Wetenschappelijke naam:
Anthus petrosus (Montagu, 1798)
Nederlandse naam:
Oeverpieper
Vogelgroep:
Piepers
Veldkenmerken. 17 cm. Groter dan Graspieper en veel donkerder. Poten zeer donker, maar lijken in helder licht soms iets roze. In winterkleed donkerder dan enige andere Europese pieper, met donkere grijsbruine, gevlekte kop en bovendelen, borst en flanken; onduidelijke wenkbrauwstreep. Borst met gele, gouden of olijfkleurige zweem, zwaar gespikkeld. Onderstaart met olijfkleurige of grijze tint. Zomerkleed donker olijfgrijs, maar lichter dan winterkleed, met duidelijkere wenkbrauwstreep. Scandinavische ondersoort littoralis met blauw-grijze kop en beige of roze zweem op de borst (maar minder bont dan Waterpieper).
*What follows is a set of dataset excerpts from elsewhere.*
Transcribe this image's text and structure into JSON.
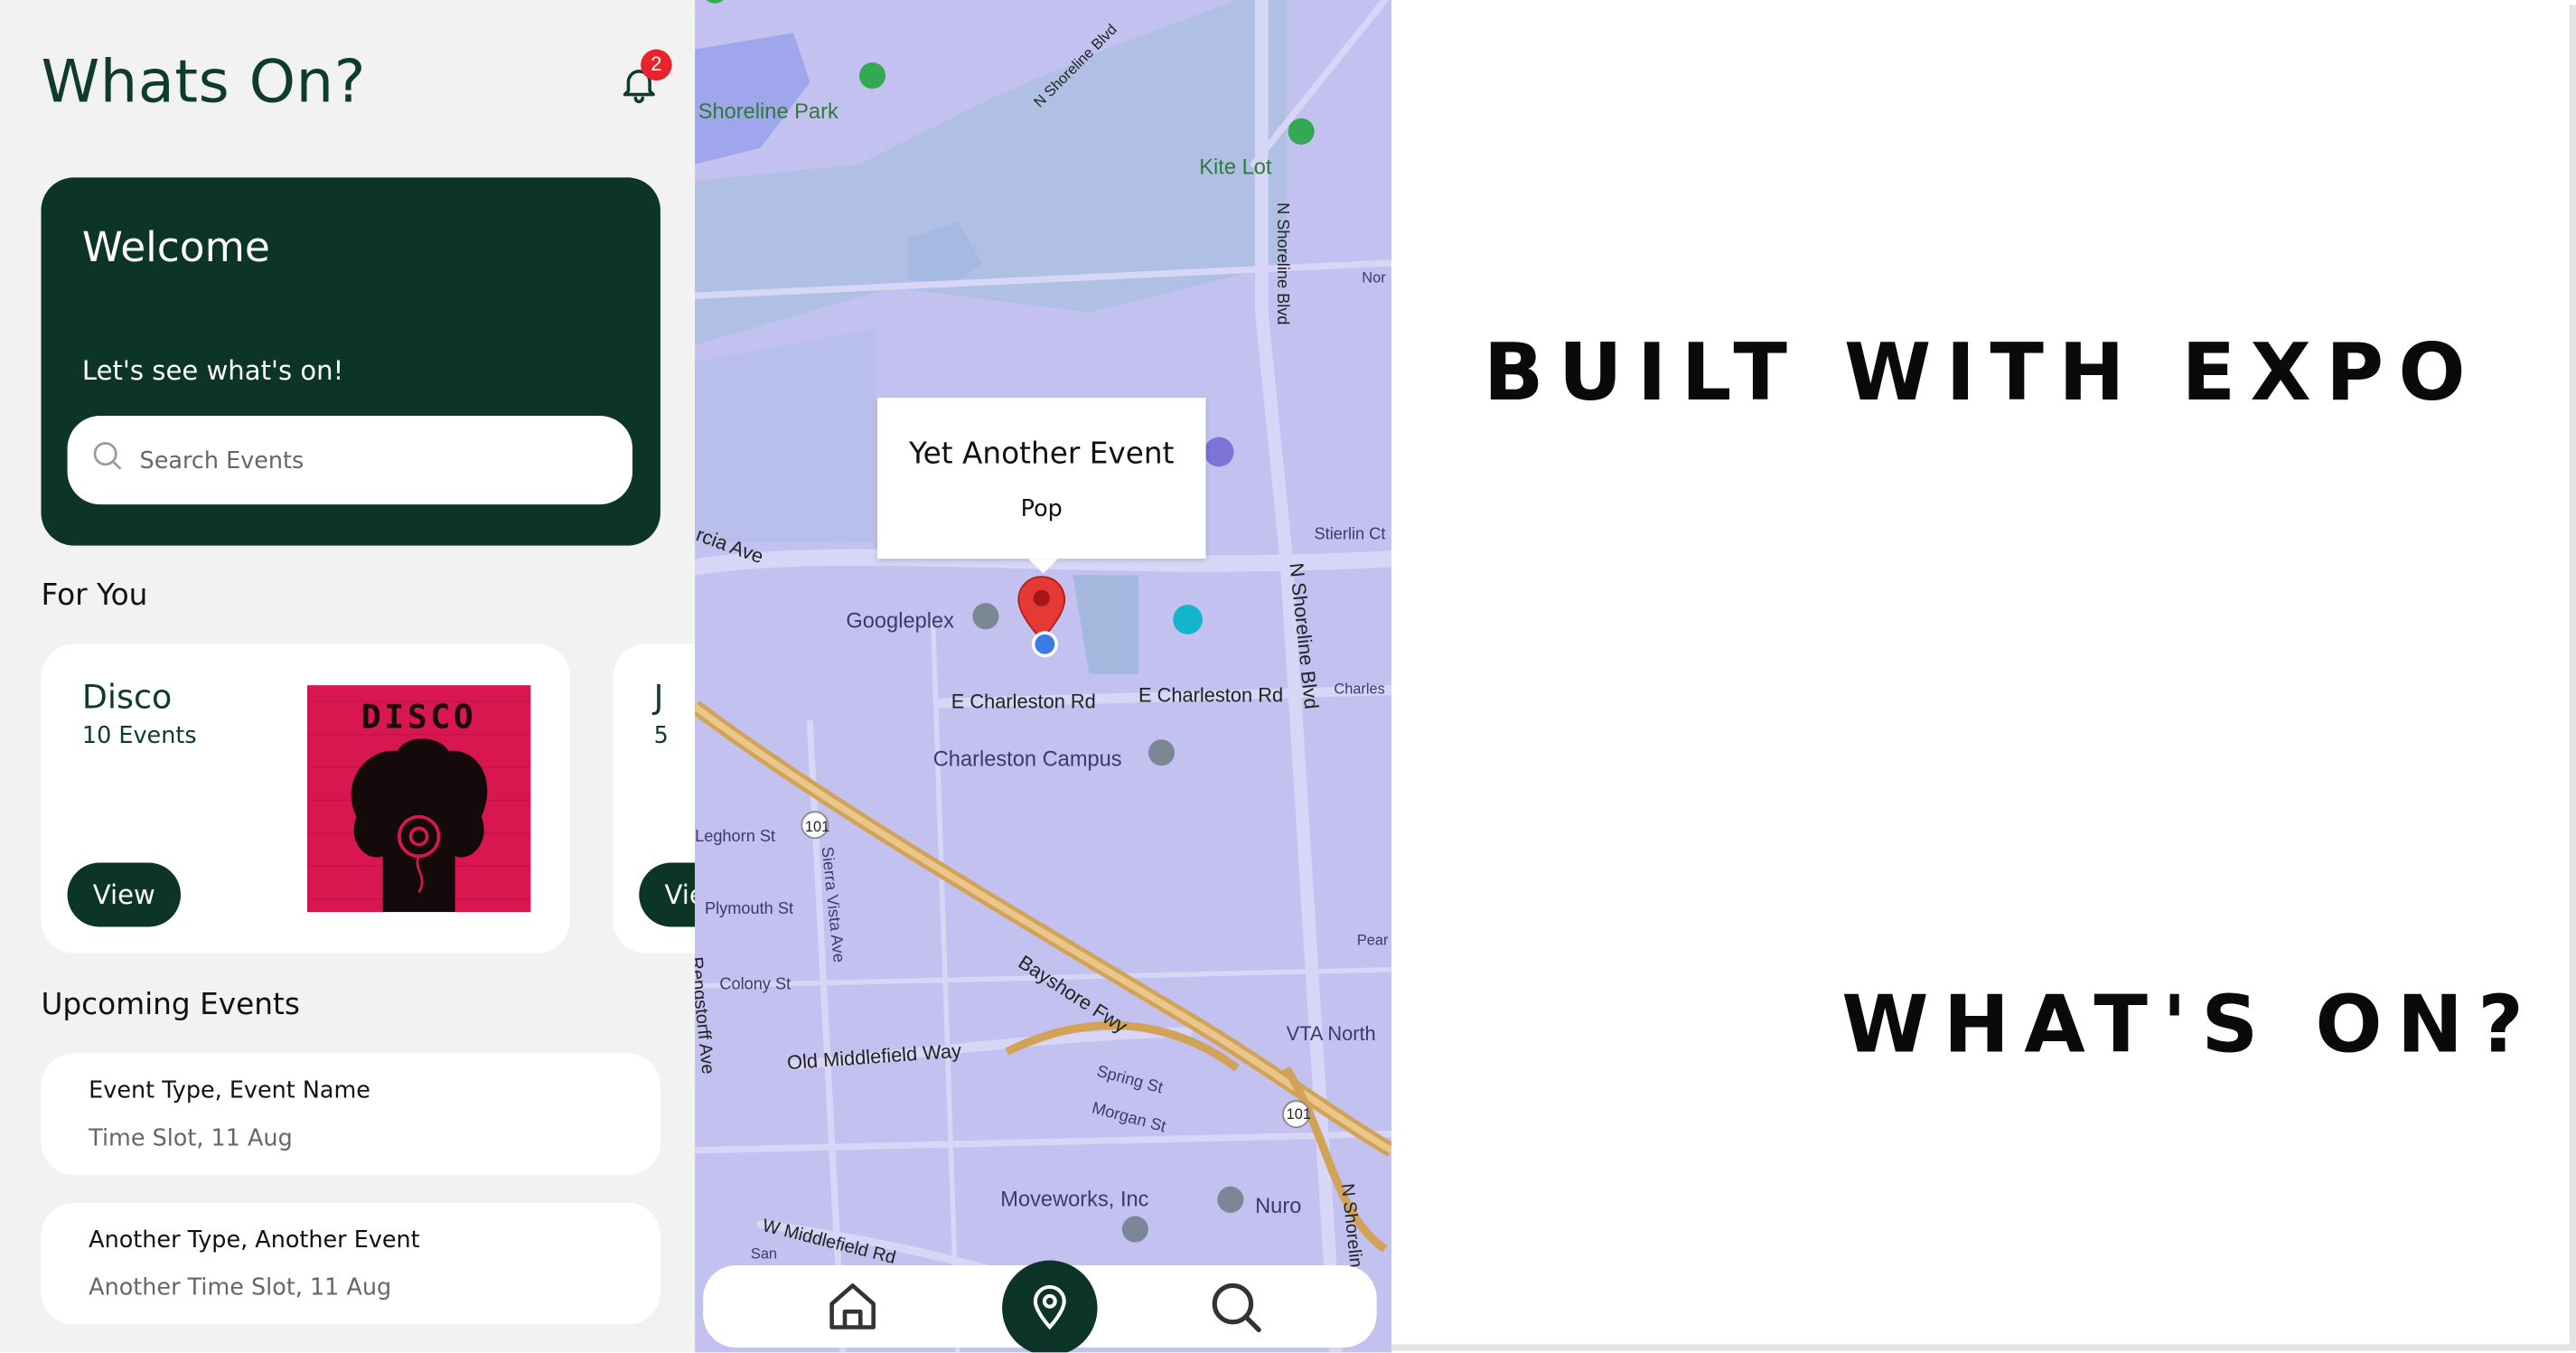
{
  "app": {
    "title": "Whats On?",
    "notification_count": "2"
  },
  "welcome": {
    "title": "Welcome",
    "subtitle": "Let's see what's on!",
    "search_placeholder": "Search Events"
  },
  "for_you": {
    "title": "For You",
    "cards": [
      {
        "name": "Disco",
        "count": "10 Events",
        "button": "View",
        "image_text": "DISCO"
      },
      {
        "name": "J",
        "count": "5",
        "button": "View"
      }
    ]
  },
  "upcoming": {
    "title": "Upcoming Events",
    "events": [
      {
        "name": "Event Type, Event Name",
        "time": "Time Slot, 11 Aug"
      },
      {
        "name": "Another Type, Another Event",
        "time": "Another Time Slot, 11 Aug"
      }
    ]
  },
  "map": {
    "callout_title": "Yet Another Event",
    "callout_sub": "Pop",
    "labels": {
      "shoreline_park": "Shoreline Park",
      "kite_lot": "Kite Lot",
      "googleplex": "Googleplex",
      "charleston_campus": "Charleston Campus",
      "e_charleston_1": "E Charleston Rd",
      "e_charleston_2": "E Charleston Rd",
      "moveworks": "Moveworks, Inc",
      "nuro": "Nuro",
      "vta": "VTA North",
      "old_middlefield": "Old Middlefield Way",
      "bayshore": "Bayshore Fwy",
      "stierlin": "Stierlin Ct",
      "n_shoreline_1": "N Shoreline Blvd",
      "n_shoreline_2": "N Shoreline Blvd",
      "n_shoreline_3": "N Shoreline Blvd",
      "n_shoreline_4": "N Shoreline Blvd",
      "w_middlefield": "W Middlefield Rd",
      "plymouth": "Plymouth St",
      "colony": "Colony St",
      "leghorn": "Leghorn St",
      "sierra_vista": "Sierra Vista Ave",
      "spring": "Spring St",
      "morgan": "Morgan St",
      "rengstorff": "Rengstorff Ave",
      "garcia": "rcia Ave",
      "hwy101_a": "101",
      "hwy101_b": "101",
      "charles": "Charles",
      "pear": "Pear",
      "nor": "Nor",
      "san": "San"
    }
  },
  "tabs": {
    "home": "home-icon",
    "map": "map-pin-icon",
    "search": "search-icon"
  },
  "promo": {
    "line1": "BUILT WITH EXPO",
    "line2": "WHAT'S ON?"
  },
  "colors": {
    "primary_dark_green": "#0c3527",
    "title_green": "#0f3b2c",
    "badge_red": "#e8232b",
    "map_bg": "#c3c1ef",
    "disco_pink": "#d8164f"
  }
}
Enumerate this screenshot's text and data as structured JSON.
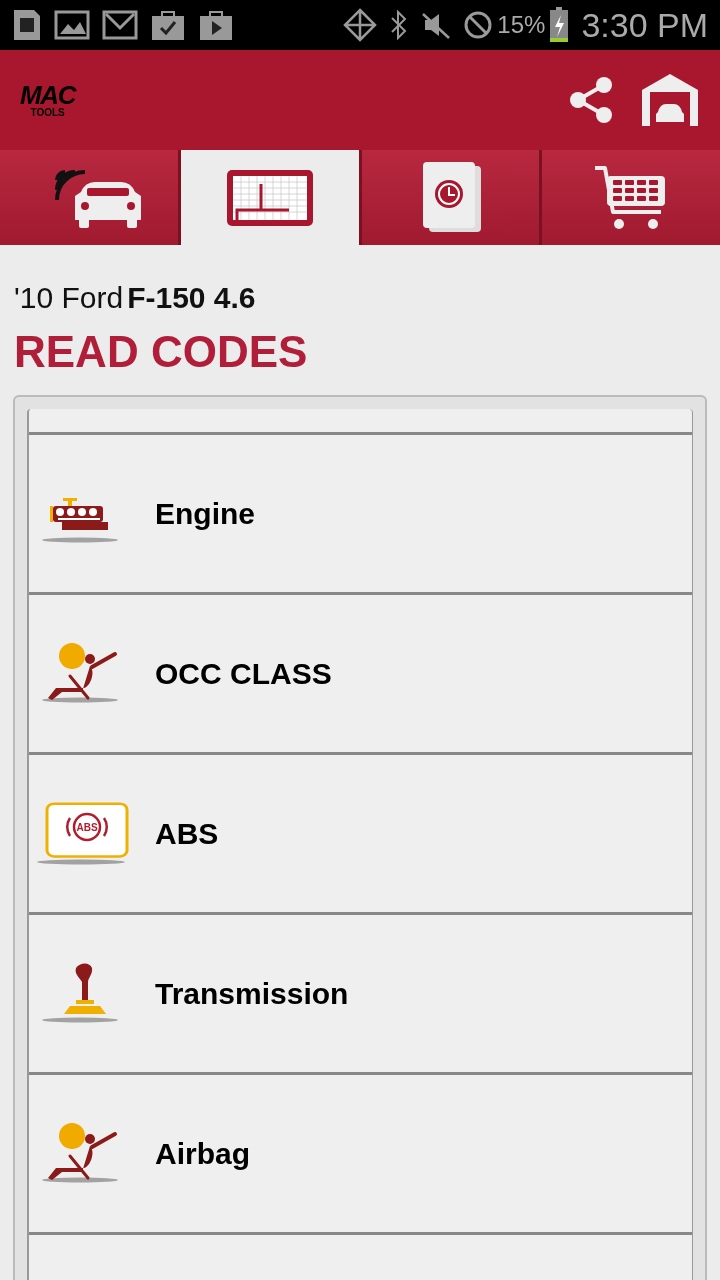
{
  "status_bar": {
    "battery": "15%",
    "time": "3:30 PM"
  },
  "header": {
    "logo_top": "MAC",
    "logo_bottom": "TOOLS"
  },
  "tabs": [
    {
      "kind": "vehicle",
      "selected": false
    },
    {
      "kind": "codes",
      "selected": true
    },
    {
      "kind": "history",
      "selected": false
    },
    {
      "kind": "shop",
      "selected": false
    }
  ],
  "vehicle": {
    "year_make": "'10 Ford",
    "model": "F-150 4.6"
  },
  "title": "READ CODES",
  "systems": [
    {
      "kind": "engine",
      "label": "Engine"
    },
    {
      "kind": "occupant",
      "label": "OCC CLASS"
    },
    {
      "kind": "abs",
      "label": "ABS",
      "icon_text": "ABS"
    },
    {
      "kind": "transmission",
      "label": "Transmission"
    },
    {
      "kind": "occupant",
      "label": "Airbag"
    }
  ]
}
Staart donker met grijze buitenste pennen.
Geluid. Roep 'ziet', zwaarder dan Waterpieper. Zang als Waterpieper.
Voorkomen. Algemeen in zomer langs kusten van Scandinaviƫ, Britse eilanden en noordwest Frankrijk.
Habitat. Gehele jaar langs rotsige kusten.
Voedsel. Voornamelijk ongewervelden, soms ook plantaardig materiaal.